Today, 343 Industries announced the upcoming roadmap for Halo Infinite, a game that theoretically came out late last year after it had already been delayed a year prior. I say theoretically, because this roadmap includes some fairly hefty delays, some missed feature targets, and some completely axed features that were planned and/or promised before the game released last December.
You can watch 343’s update below, but the bullet points are:
- Season 3 (like the thing that comes after 1 and 2) has been delayed until March 2023
- Campaign co-op will come in an update in November
- The November update will also bring Forge mode and replay as well.
- Local campaign co-op has been completely cancelled.
This is not me wanting to jump all over 343 here, because game development can be difficult, and Halo Infinite has not had what I would call the most graceful beginnings in the last few years. But at some point, either because of the pandemic or just poor and inefficient workflow or management or whatever, something clearly went off the intended road.
In a vacuum, none of this is completely egregious. They did warn campaign co-op would come later, but 11 months seems like a fair bit later than anyone really expected. Even the axing of local co-op is maybe kind of understandable as a low priority for their resources had studio head Bonnie Ross not explicitly said in 2017 that they would never make the mistake of not including local co-op again.
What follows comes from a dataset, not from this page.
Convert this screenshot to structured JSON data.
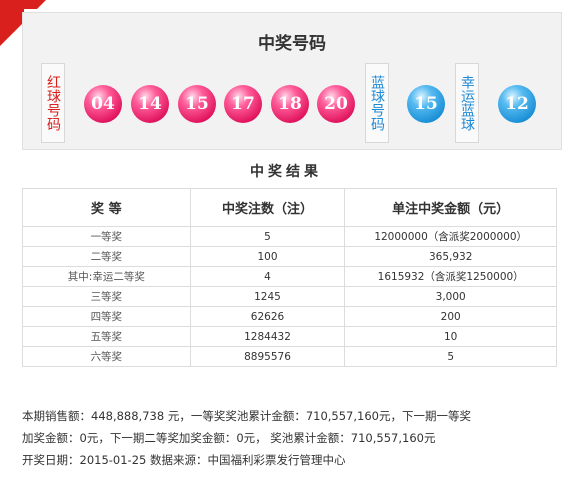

No one made her say that! Personally, if local co-op were ever something that’s even kind of tenuous, I would probably simply choose not to make a lot of very definite wording around keeping it in. If I thought I could not bring home ice cream on my way back, I would not for example say “I’d have to be real fucking stupid to not bring home ice cream, which I will absolutely definitely do.”
I think the problem is that Halo Infinite is clashing between the reality of maybe not being entirely up to the task of what the game has been pitched as — a ten-year title with major resources that will move like a train that never stops — and the expectations that Halo is Microsoft’s crown jewel of a series largely based on past performance and priorities. Does it speak to an issue at 343 Industries or wider issues with Microsoft first-party studio management? I assure you no one outside of those two organizations can say for sure, but it’s getting difficult to watch the forever-train sputter into the station late and missing cars every so often.